The (candle)light in a dark situation

Dr. Peter O’Brien’s account of the frozen start to the semester

A lesson many have learned over the past couple of years through events like the COVID-19 pandemic and freezing February temperatures is how to adapt to their situation. Peter O’Brien, professor of political science, spoke to this adaptability while recounting his preparation for a class conducted over Zoom on Feb. 3. while his home had no power.

Trinitonian: What is your account of what happened the Thursday morning of the freeze?

O’Brien: I was listening to the news on the radio, National Public Radio, and all of a sudden… blank. I remember it was still dark, and there wasn’t much light coming through the windows. I realized that I’ll be fine because…my house has a lot of windows all over the place, but it was quite overcast and it just didn’t get very light.

So I just started grabbing candles, and luckily it’s only been about a month or so since Christmas, so I had all these candles that were half burnt down. Then I also used this…old copper plate from the Ottoman Empire from when I lived in Turkey. It reflects this golden reflection—kind of like the way they used to always put candles next to something so that it would reflect a little light.

I haven’t had much experience with Zoom on my phone. I just have always used my laptop because that’s what [has] always been available, [but] I couldn’t use the laptop because the WiFi of course was out. So I gave myself a lesson in how to get [zoom on a phone] up and running. That turned out to be really easy, so I was very happy about that.

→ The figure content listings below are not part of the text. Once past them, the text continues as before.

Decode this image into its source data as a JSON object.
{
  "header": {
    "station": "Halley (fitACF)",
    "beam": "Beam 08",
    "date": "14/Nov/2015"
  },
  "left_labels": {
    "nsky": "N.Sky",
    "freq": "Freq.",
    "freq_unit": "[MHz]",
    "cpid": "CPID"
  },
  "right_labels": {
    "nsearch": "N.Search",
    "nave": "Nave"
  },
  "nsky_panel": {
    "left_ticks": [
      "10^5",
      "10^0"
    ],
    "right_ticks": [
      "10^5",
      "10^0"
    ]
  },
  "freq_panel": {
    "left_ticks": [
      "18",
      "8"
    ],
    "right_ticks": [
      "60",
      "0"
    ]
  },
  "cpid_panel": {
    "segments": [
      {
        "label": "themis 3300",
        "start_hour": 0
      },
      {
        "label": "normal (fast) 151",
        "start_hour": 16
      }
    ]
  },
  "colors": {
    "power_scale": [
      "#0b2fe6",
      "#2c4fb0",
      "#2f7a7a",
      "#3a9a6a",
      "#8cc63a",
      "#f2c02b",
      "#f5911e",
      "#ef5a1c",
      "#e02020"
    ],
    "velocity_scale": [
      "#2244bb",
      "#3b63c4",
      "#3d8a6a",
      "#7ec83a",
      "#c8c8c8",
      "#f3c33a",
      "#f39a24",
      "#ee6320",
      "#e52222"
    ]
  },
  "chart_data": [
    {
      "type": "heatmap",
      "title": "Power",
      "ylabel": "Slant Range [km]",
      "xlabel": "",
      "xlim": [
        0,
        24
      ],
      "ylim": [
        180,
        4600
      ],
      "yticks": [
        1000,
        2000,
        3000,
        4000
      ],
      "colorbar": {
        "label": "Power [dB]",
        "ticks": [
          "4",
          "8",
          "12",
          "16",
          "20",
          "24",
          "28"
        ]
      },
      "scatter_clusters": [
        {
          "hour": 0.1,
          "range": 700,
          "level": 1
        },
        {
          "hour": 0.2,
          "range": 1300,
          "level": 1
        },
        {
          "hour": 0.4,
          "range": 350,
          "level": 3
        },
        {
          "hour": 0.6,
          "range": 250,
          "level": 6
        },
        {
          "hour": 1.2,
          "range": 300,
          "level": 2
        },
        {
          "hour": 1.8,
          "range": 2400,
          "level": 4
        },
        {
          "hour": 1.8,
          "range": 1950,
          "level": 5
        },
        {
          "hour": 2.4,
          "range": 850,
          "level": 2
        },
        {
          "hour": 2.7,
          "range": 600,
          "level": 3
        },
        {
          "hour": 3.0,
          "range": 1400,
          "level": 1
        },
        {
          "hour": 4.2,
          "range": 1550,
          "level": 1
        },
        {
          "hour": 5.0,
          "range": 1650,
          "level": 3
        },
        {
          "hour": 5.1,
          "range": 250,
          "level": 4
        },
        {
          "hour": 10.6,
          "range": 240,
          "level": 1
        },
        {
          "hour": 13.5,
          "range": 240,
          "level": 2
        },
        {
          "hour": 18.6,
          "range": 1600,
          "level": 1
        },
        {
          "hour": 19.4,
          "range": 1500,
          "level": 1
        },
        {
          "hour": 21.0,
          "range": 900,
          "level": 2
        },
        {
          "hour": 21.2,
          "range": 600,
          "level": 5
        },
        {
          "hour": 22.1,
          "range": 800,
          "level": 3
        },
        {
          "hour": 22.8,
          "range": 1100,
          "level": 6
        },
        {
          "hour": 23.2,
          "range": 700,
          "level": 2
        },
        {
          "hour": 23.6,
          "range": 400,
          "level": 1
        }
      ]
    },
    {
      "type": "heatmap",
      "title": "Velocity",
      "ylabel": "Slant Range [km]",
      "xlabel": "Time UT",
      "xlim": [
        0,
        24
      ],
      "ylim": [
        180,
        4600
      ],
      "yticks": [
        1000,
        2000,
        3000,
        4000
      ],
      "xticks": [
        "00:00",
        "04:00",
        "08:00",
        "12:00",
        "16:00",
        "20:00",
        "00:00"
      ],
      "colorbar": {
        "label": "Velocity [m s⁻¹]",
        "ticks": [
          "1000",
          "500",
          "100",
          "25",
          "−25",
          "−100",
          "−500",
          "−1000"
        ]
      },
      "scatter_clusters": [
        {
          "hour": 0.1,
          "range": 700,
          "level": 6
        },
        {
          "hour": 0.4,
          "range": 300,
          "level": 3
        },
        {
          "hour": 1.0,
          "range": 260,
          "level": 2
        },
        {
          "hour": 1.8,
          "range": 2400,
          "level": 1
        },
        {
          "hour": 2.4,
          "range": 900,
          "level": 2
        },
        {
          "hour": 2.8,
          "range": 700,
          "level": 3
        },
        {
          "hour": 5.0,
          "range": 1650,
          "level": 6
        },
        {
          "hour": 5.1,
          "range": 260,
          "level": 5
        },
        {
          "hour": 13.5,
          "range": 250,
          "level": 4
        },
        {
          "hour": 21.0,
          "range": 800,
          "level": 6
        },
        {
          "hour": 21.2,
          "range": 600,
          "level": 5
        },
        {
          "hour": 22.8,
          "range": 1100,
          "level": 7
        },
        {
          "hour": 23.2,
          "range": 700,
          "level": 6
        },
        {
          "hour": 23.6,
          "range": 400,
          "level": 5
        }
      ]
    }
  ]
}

I set up my station at the table, which was a kind of throwback to the days of COVID because I taught for a whole year at my dining room table. But, always of course with the laptop. I just propped up my phone and zoomed in, and I think it worked fine.

T: We’ve been having to deal with changes due to COVID and of course some weather events. Could you speak to the adaptability that students and professors have needed?

O’Brien: Well, as a professor I have not found it to be that difficult. Of course, I would prefer to be in person, but the nature of my classes, which is a lot of student discussion, works fine on Zoom, maybe not 100% as well as in-person classes.

But right now, in-person classes, [there is a] problem of the masses [because] sometimes you can’t hear people very well or see them very well. So on Zoom, you don’t have those problems, as long as [you don’t] of course have technical problems.

There was one major advantage that I hadn’t anticipated at all. That is, many more students came to my office hours because of Zoom. Because it’s so easy, I think I’m going to continue to do [Zoom office hours] even if we get back to total normalcy.

Again, everybody would prefer to be in person, but when you can’t be, it’s really fast fantastic technology.

Stories of adaptability like the one O’Brien shared serve as reminders to Trinity’s community that we can find the (candle)light in dark situations. If there is anything to learn from Trinity’s triumphs and struggles in the last couple of years, it would be that perseverance and a little bit of optimism can carry people to a brighter future.